O tribunal impôs uma ordem hospitalar com confinamento obrigatório após concluir que Ayoub M não era responsável pelas suas ações no momento do ataque, em 19 de setembro de 2024.
“Os atos horríveis não podem ser atribuídos a ele”, disse o tribunal em seu veredicto. “Ele era totalmente psicótico.” Os promotores buscaram uma pena de prisão de 20 anos e tratamento compulsório por homicídio e tentativa de homicídio com intenção terrorista.
M disse ao tribunal, no início das audiências, no início de Dezembro, que não se lembrava do ataque e negou novamente ser um terrorista. No entanto, o tribunal decidiu que ele agiu com motivos terroristas, ao mesmo tempo que concluiu que as suas ações não lhe podiam ser legalmente atribuídas.
Psiquiatras e psicólogos do Centro Pieter Baan examinaram M durante 10 semanas e concluíram que ele nunca esteve totalmente livre de psicoses. Aconselharam o tribunal a responsabilizá-lo parcialmente pelas suas ações, mas os juízes rejeitaram essa recomendação e consideraram-no totalmente irresponsável.
O ataque ocorreu perto de um café perto da Ponte Erasmus, onde M esfaqueou repentinamente os transeuntes enquanto gritava repetidamente “Allahu akbar”, segundo testemunhas.
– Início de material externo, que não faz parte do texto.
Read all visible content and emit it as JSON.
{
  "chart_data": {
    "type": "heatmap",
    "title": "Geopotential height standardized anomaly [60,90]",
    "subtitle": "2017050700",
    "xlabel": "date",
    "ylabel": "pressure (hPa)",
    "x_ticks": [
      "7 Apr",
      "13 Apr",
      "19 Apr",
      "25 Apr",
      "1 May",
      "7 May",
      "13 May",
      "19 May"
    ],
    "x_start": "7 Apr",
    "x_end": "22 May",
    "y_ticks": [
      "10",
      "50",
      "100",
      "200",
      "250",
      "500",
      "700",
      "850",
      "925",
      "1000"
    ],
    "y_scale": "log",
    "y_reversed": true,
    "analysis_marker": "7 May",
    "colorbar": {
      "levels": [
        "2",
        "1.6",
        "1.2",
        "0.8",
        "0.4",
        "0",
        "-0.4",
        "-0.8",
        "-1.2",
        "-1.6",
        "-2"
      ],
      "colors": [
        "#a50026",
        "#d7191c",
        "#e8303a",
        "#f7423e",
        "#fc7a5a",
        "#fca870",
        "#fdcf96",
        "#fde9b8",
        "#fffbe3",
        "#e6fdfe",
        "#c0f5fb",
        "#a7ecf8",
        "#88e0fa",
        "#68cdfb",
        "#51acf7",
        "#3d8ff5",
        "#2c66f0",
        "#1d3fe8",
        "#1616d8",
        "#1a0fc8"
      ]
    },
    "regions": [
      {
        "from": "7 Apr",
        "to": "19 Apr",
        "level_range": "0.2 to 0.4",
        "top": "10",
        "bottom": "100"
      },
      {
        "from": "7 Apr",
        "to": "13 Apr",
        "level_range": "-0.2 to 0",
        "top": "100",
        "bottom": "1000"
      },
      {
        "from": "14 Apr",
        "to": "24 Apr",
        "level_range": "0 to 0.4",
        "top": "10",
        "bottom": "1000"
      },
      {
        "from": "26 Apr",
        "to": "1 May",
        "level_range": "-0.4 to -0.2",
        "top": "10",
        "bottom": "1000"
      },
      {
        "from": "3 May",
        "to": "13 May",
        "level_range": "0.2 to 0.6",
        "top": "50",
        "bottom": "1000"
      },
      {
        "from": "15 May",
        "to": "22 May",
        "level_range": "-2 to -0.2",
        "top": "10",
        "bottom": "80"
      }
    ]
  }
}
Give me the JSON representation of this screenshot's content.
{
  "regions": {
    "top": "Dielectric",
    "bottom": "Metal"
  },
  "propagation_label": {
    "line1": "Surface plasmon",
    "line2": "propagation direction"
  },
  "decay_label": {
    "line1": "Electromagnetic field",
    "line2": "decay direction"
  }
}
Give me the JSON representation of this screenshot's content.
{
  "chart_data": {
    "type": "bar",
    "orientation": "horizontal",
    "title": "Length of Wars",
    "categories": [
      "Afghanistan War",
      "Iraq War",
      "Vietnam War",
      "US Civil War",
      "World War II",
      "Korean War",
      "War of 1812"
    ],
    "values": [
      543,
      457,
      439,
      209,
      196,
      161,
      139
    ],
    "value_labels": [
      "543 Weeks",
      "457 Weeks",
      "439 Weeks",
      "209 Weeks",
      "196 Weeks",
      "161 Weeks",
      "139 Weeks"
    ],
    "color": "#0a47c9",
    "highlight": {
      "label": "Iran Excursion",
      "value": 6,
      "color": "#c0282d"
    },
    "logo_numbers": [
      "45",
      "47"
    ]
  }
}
Um alemão de 32 anos foi morto e um suíço de 33 anos ficou gravemente ferido.
Os investigadores encontraram material jihadista em seu laptop e telefone, incluindo vídeos do Estado Islâmico sobre ataques suicidas e a vida no califado.
No momento do esfaqueamento, M já estava sob vigilância após receber ordem de internação suspensa dois anos antes por ataque com faca à mãe. Nesse caso, também, ele foi considerado totalmente inexplicável por suas ações.